I was at Barnes and Noble a few weeks ago, poking around in the filmmaking section, and discovered a book that I almost couldn’t put down: Film Lighting by Kris Malkiewicz. I did, however, put it down long enough to find out whether it was cheaper to buy on my iPad. It was. So I downloaded it on the spot and walked out the door, past the Nook display, glad that physical bookstores still exist, and excited to be living in a world where this kind of instant comparison-choice-delivery is possible.
This is a new version of a classic book that has been revised to include coverage of digital video and new developments like LEDs. It’s a series of conversations with mostly Hollywood DPs and gaffers. But what surprised me is that much of the advice they give applies to tiny budget filmmakers like me. Who knew, for example, that using a Leko stage light is a great way to target bounce light? Yep. The venerable ellipsoidal spotlight is still a killer tool, because it’s infinitely controllable, equipped with shutters that allow you to shape the light without having to use cutters or barn doors. You can aim it at a bounce card across the room, and entirely eliminate any light spill. It’s the guided missile of lighting. And I was able to pick one up on ebay for $80.
Haskell Wexler shared this tip: “I find that I learn the most when working on documentaries. When the budget is minimal, you are forced to look at light as you find it and to make it look good.” There’s a big chapter in the book about how to light car interiors, and some of it gets pretty complicated.

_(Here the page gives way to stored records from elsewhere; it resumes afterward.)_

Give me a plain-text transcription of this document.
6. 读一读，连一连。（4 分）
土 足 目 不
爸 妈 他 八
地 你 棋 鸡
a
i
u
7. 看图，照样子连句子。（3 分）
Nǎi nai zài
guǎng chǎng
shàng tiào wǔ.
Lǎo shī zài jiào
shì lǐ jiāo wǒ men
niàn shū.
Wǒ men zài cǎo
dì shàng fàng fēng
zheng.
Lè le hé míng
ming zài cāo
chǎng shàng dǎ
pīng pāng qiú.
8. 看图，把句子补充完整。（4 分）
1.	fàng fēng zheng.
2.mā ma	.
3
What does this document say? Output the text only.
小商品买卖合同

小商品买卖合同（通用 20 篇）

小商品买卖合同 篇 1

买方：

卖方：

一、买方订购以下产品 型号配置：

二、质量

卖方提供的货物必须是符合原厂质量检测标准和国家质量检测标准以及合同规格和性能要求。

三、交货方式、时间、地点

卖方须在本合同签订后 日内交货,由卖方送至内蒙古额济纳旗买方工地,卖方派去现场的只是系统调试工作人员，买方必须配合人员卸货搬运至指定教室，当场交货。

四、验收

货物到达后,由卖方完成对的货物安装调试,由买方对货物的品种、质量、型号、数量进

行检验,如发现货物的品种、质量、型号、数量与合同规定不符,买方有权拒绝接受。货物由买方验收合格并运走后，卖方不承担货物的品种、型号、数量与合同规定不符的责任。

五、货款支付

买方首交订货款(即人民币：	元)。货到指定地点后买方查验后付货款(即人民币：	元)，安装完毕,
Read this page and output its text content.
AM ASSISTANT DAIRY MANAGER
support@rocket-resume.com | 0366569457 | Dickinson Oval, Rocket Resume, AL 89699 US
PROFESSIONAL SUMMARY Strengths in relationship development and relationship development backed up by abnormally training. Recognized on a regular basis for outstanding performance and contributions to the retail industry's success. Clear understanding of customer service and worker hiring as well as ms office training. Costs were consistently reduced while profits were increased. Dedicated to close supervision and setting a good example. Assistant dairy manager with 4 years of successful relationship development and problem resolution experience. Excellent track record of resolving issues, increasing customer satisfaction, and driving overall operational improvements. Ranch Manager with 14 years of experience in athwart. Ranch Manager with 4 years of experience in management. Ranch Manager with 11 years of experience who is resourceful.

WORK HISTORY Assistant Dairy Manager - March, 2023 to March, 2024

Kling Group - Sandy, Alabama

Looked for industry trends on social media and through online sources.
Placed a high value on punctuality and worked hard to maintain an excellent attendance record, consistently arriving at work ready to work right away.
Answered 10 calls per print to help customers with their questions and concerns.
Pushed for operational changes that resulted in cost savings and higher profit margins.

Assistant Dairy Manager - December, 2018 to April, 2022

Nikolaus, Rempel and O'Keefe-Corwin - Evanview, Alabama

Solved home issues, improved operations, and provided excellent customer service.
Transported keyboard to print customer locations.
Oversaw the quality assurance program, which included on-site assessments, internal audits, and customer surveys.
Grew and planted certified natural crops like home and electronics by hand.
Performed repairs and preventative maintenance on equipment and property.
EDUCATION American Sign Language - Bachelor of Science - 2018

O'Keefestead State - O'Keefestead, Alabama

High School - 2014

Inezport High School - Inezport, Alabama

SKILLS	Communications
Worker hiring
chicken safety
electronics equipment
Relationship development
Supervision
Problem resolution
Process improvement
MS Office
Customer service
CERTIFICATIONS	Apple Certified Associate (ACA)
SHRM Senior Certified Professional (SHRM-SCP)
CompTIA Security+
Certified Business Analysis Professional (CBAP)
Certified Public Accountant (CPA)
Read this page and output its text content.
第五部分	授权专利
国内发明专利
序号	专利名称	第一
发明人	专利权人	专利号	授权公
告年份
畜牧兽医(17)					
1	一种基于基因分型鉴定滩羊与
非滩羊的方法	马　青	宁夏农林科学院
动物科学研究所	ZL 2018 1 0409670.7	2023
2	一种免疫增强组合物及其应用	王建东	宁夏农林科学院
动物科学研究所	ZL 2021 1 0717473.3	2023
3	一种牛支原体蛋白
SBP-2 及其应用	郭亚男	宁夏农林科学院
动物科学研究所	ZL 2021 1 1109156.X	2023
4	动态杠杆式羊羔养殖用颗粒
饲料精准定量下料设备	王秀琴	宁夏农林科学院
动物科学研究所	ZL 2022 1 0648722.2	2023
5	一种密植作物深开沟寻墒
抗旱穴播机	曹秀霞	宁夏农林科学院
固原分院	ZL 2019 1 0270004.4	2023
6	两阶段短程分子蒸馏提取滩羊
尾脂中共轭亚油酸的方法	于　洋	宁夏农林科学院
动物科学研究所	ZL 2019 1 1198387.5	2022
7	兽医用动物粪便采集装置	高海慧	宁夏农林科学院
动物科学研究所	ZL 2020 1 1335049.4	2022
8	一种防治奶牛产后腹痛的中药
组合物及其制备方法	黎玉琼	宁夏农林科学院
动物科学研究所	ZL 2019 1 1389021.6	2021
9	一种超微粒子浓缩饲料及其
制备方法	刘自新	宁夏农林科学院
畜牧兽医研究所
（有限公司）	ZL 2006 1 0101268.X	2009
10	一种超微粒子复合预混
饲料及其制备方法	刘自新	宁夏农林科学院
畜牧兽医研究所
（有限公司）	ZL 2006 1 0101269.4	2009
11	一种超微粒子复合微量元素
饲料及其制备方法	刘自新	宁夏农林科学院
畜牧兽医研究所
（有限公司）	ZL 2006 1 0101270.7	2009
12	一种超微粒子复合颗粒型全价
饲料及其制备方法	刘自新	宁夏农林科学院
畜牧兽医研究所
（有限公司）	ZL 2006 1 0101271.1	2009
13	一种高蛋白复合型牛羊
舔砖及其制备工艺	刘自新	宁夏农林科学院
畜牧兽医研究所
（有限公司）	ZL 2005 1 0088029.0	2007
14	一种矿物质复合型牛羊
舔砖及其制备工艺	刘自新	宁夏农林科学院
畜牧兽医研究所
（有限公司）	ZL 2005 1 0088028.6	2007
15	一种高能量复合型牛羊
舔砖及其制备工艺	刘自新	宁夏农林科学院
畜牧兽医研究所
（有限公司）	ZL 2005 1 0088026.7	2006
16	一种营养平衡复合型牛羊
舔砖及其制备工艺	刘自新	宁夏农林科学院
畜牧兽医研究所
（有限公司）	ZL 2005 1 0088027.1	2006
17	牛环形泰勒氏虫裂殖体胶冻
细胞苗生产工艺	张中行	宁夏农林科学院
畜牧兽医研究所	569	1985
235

But Wexler is a fan of keeping it simple. “A lot of the equipment that we use when lighting inside cars is basically unnecessary to get good results. If you can control the intensity of the background with neutral density gels on the windows in the shot, it is possible to use the natural existing daylight in the car to make perfectly acceptable shots.”
That prompted me to pick up a 4’x25′ roll of .3 ND gel, which I’ve begun using everywhere. It’s a lot easier to pack that roll and a pair of scissors and tape than it is hump lights and the stands, sand bags, power cords, batteries, etc. to power them.
And speaking of books, ever heard of a book light? It’s a staple soft light in the film industry, what gaffers call the “seven-minute drill,” because it can be assembled very quickly. You take a big bounce board, and angle a light into it. Then, you place some diffusion such as a silk in front of the bounce, so that it connects with the bounce at the far end from the light, opening like a book toward the light. Like so:
This book is full of similar tricks from masters like gaffer James Plannette, who recommends improving car scenes by putting pieces of white sheet on the hood of the car to bounce light into actor’s faces. And, he says “it’s good to be shooting toward the south side of the street, so the fronts of the structures are not very bright.”
Robert Elswit offered a great tip that he learned on the set of There Will Be Blood. Because the characters were wearing hats, there was a lot of dark shadows that needed to be filled in. He took sheets of bleached muslin and laid them on the ground. This exaggerated the natural sun light just enough to perfectly light the faces.
What emerges from this book is that much of lighting is basic problem solving using a variety of tools, many of which are within reach of anyone. Reading it has helped me to become more conscious of the light everywhere: morning light, street light, breakfast table light, I notice all of it now.
I recently started a “light journal” which I’m slowly filling with snapshots of interesting light, grabbed with my iPhone. I’m also making screen grabs of nice lighting when I see it in videos and in stills. I plan to use it as a reference, a cook book of sorts that I can refer to when I’m planning shoots.